Samaro linked the usage of social media by advocates for Palestinian human rights, those both from Palestine and from across the world, to the usage of social media during the 2011 Arab Spring. Social media platforms weren’t “created for people to organize themselves and mobilize. But this is how people in the region, and especially countries where the Arab Spring happened, Tunisia, Egypt, even in Palestine” utilized them, the attorney explained.

But activists now face the double burden of censorship from their governments and the social media platforms they once used to advocate. “There is no way left for you to express your opinion,” said Samaro. “I think this is clearly discrimination and a way to silence them.”

Both Samaro and Sharbain noted that the Arabic Instagram hashtag for Al-Aqsa was restricted, just as on Friday night Israeli police entered Al-Aqsa Mosque and fired rubber bullets and stun grenades at Palestinian protesters, according to Reuters.

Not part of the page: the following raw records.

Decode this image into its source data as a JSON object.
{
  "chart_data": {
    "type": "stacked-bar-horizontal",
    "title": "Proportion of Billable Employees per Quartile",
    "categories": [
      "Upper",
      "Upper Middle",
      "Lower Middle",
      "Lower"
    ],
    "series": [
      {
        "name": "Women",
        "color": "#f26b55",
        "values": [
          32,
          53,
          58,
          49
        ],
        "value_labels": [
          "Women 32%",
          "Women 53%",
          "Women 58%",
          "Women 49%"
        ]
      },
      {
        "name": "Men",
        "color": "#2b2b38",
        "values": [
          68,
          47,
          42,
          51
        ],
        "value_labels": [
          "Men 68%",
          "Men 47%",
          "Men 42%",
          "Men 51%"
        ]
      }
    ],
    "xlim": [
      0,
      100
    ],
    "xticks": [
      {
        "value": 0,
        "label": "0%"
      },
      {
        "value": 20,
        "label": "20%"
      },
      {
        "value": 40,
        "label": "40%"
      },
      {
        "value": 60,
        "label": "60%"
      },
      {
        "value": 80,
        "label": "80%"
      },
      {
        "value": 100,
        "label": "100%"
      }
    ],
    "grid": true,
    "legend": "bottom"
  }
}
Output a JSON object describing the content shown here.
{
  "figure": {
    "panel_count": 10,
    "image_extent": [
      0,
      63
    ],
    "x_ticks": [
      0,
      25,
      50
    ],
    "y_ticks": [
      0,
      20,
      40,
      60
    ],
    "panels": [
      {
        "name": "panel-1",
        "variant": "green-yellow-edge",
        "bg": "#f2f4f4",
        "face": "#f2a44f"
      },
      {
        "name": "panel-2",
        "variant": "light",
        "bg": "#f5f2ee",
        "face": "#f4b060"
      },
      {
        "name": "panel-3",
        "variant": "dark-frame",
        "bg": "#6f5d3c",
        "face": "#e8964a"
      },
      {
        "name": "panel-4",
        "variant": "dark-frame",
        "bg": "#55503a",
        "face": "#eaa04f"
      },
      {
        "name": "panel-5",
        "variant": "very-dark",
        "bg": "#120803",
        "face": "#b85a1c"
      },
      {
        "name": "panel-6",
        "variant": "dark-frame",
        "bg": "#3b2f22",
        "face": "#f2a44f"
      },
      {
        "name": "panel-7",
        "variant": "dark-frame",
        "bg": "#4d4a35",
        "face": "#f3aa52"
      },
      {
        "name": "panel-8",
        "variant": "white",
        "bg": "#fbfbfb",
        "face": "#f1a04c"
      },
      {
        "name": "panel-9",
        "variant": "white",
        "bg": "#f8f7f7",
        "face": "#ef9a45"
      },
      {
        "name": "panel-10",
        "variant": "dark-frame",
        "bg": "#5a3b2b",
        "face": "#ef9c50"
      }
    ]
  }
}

One concern for activists is transparency. Most users whose content about Sheikh Jarrah was removed received no information about why it was removed. “As a starting point, they have to be transparent about when they take the content down,” said Samaro. She called for platforms to publish “transparency reports about the number of accounts taken down, the reasons why.”

Instagram acknowledged some issues with the Stories function, which allows users to post an image that is only available for 24 hours. In a tweet, Instagram’s communications team wrote that, “this is a widespread global technical issue not related to any particular topic and we’re fixing it right now.” Twitter did not comment.

Some efforts have been made by social media platforms to produce standards in line with international human rights guidelines and prevent censorship: Sharbain, for instance, highlighted Facebook’s much-discussed Facebook Oversight Board which will make content moderation decisions.

“Facebook has locked users in their products, and there’s no other medium to effectively share what’s happening in Sheikh Jarrah and reach a wide audience,” said Sharbain.

“We have to get our rights back,” Samaro added. “I think social media is the only way or platform left to us so we can continue our battle in getting back our freedoms.”